Als ik weer over je loop en beter kijk, vaak ben ik dan buiten mijn stad, verwonder ik mij over alles, klein en groot, in een bos of weiland. Ik ken de soorten niet, maar ik zie ze wel. Ik ken de omgeving niet, maar het komt me toch vertrouwd voor. Ik ken jou, de Aarde, niet, maar ik voel me toch welkom. En schuldig en schaamtevol. Ik heb je in de steek gelaten. Zo weet ik dat diep van binnen. Ik lees over je teloorgang, de vele soorten die uitsterven, de verandering in klimaat en het lijkt langs me heen te gaan.

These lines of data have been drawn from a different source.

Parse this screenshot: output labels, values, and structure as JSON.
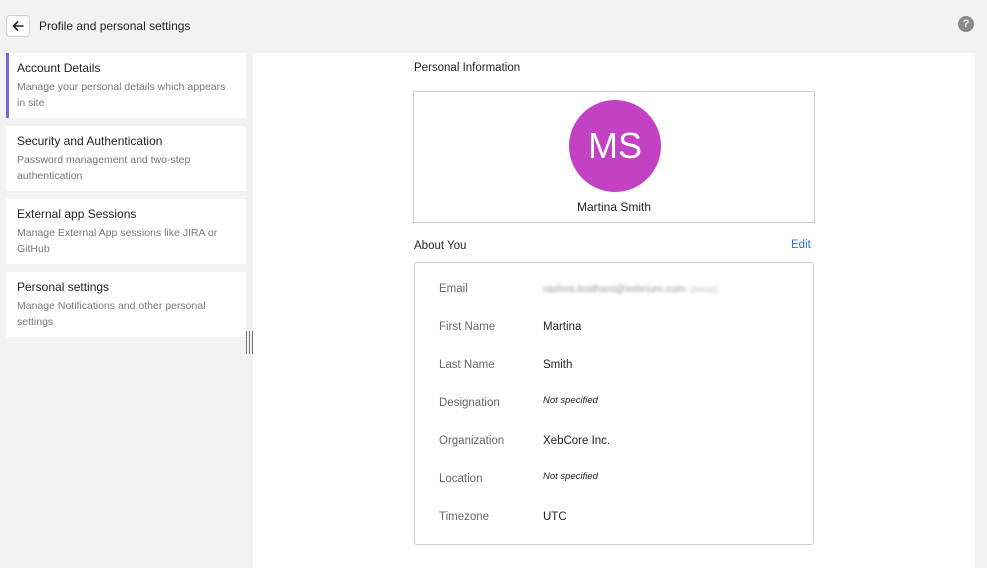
{
  "header": {
    "title": "Profile and personal settings",
    "back_icon": "arrow-left-icon",
    "help_icon": "question-circle-icon",
    "help_glyph": "?"
  },
  "sidebar": {
    "accent_color": "#7a63d8",
    "items": [
      {
        "title": "Account Details",
        "description": "Manage your personal details which appears in site",
        "active": true
      },
      {
        "title": "Security and Authentication",
        "description": "Password management and two-step authentication",
        "active": false
      },
      {
        "title": "External app Sessions",
        "description": "Manage External App sessions like JIRA or GitHub",
        "active": false
      },
      {
        "title": "Personal settings",
        "description": "Manage Notifications and other personal settings",
        "active": false
      }
    ]
  },
  "personal_info": {
    "heading": "Personal Information",
    "avatar_initials": "MS",
    "avatar_color": "#c342c3",
    "name": "Martina Smith"
  },
  "about": {
    "heading": "About You",
    "edit_label": "Edit",
    "fields": [
      {
        "label": "Email",
        "value": "rashmi.bodhani@xebrium.com",
        "badge": "(Admin)"
      },
      {
        "label": "First Name",
        "value": "Martina"
      },
      {
        "label": "Last Name",
        "value": "Smith"
      },
      {
        "label": "Designation",
        "value": "Not specified"
      },
      {
        "label": "Organization",
        "value": "XebCore Inc."
      },
      {
        "label": "Location",
        "value": "Not specified"
      },
      {
        "label": "Timezone",
        "value": "UTC"
      }
    ]
  }
}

Onwetend als ik ben van jou en dus van mijzelf. Want als ik uit jou geboren ben, en jij Moeder Aarde bent, ben ik verweesd van het leven hier. Een eenzame dolende ziel. Een mens op zoek naar het bestaan, mijn bestaan.
Is dat dan ook niet het grote zwarte gat waar we nu in gevallen zijn? Die burn-out van veel van mijn medemensen? De wanhopige roep naar betekenis in het leven? Het verloren vasthouden aan een systeem dat heel lang welvaart leek te brengen, maar nu de ondergang van de natuur blijkt te zijn. Het idee bestond dat wij als mensensoort in staat zijn innovatief en creatief, jou, Aarde, te beheersen maar we komen er nu achter dat we weinig begrepen hebben van ons leven met jou. Ons in de hoek hebben geschilderd en rare bokkesprongen moeten maken om daar nu weg te komen. Misschien komt het wel doordat we alleen nog maar horizontaal zijn gaan kijken en daardoor horizontaal denken. Die rechte lijn voor ons uit. Altijd op weg naar iets daarachter. Niet meer stil kunnen staan om naar boven en naar onder te kijken. Kosmos en microkosmos. Boven en beneden.
Horizontaal denken maakt ons eenzelvig, egocentrisch en kleindenkend. We lopen constant tegen elkaar op en turen de horizon af. We zetten er zelfs stippen op. Alsof vandaar het nieuwe wonder moet komen, de verlossing, onze reden van bestaan.
Al met al leer ik nu beter naar mijn voetstappen te kijken. Om jou, Aarde, ook echt te zien. Te kijken naar daar waar ik vandaan kom, en waar ik naartoe ga. Ik leer nu beter naar boven te kijken. Om jou, Aarde, te waarderen in dat kolossale universum. Die blauwe knikker in al dat grote zwarte iets om ons heen. De Aarde. Mijn thuis. Mijn bestemming.